I've a slow memory leak to locate precisely and l can't wait the many
hours it needs to lead to a real system problem.
For memory leaks I'd recommend adding some memory debugging code to
your kernel extension. How far you take it depends on how complex
your kernel extension is and therefore whether you think you'll get
enough return on the investment. I recently had a slow mbuf leak
that prompted me to beef up our memory debugging code, and it's now
at a point where I can monitor outstanding allocations on a live
system grouped by the symbolic backtraces of all the allocation paths
in the code.
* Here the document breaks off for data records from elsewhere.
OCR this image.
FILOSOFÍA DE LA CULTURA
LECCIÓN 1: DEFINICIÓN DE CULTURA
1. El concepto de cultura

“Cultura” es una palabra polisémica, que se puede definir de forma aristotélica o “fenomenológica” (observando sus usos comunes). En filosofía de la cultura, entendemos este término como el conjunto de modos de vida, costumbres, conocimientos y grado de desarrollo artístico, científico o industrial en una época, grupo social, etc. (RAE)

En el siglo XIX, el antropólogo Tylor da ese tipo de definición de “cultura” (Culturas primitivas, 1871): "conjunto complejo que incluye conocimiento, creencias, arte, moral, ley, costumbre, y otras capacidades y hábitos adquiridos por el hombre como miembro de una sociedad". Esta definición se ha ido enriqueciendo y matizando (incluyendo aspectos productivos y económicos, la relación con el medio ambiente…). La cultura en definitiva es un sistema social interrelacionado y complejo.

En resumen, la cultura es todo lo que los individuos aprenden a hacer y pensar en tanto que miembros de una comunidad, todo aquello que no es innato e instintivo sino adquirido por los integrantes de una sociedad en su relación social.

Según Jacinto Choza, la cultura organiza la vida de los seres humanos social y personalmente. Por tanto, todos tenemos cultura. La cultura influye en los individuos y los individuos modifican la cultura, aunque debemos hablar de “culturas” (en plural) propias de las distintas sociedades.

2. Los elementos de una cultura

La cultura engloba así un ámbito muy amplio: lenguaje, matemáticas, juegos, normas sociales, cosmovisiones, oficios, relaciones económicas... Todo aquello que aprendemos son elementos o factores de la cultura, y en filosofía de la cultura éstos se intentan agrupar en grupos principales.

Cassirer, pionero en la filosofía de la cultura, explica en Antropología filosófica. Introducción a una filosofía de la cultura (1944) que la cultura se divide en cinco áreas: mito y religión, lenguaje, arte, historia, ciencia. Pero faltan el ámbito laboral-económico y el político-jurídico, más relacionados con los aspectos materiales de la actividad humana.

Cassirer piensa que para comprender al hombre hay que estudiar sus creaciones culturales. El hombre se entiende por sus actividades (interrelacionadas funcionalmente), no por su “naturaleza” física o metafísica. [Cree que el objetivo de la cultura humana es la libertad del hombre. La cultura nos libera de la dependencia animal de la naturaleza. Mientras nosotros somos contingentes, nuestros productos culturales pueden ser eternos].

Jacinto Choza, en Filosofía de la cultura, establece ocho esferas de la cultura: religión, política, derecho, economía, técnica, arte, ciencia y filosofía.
This makes memory leaks stand out like a sore thumb!
Firstly, you'll need to funnel all your memory allocations and frees
through the same functions so you've only got one place to add
debugging code that will catch everything. I changed our code to use
kernel memory allocation for mbufs to make sure I could catch mbuf
misuse as well.
Next, change the code to allocate more space than the original
request, allowing you to store extra information like the current
backtrace and the size of the allocation. At this point you might
want to add space to both ends and poison it with magic values like
0xdefec8ed or something similarly childish. ;o) Poisoning memory
after allocating it and after freeing it also helps trap code that
reuses freed memory. It'd be even nicer to have read-only guard
pages to generate VM exceptions on writes outside the bounds of
allocated memory, but putting an entire page on either side of small
allocations is going to fill up some of the kernel's zones very quickly.
Add each new allocation's address to a hash table, and remove it
again when it is freed. Verify that your free calls specify the same
size as the original allocation. You can use this hash table at
unload/quiesce time to check for missing frees.
Maintain a list of unique allocation backtraces. I just store four
addresses for each backtrace since going further back than that often
takes you outside your kext and into the kernel, giving you unique
backtraces where you would consider them to be the same. Alongside
the unique backtrace entries, you can maintain allocation and free
counts, total amount allocated, etc.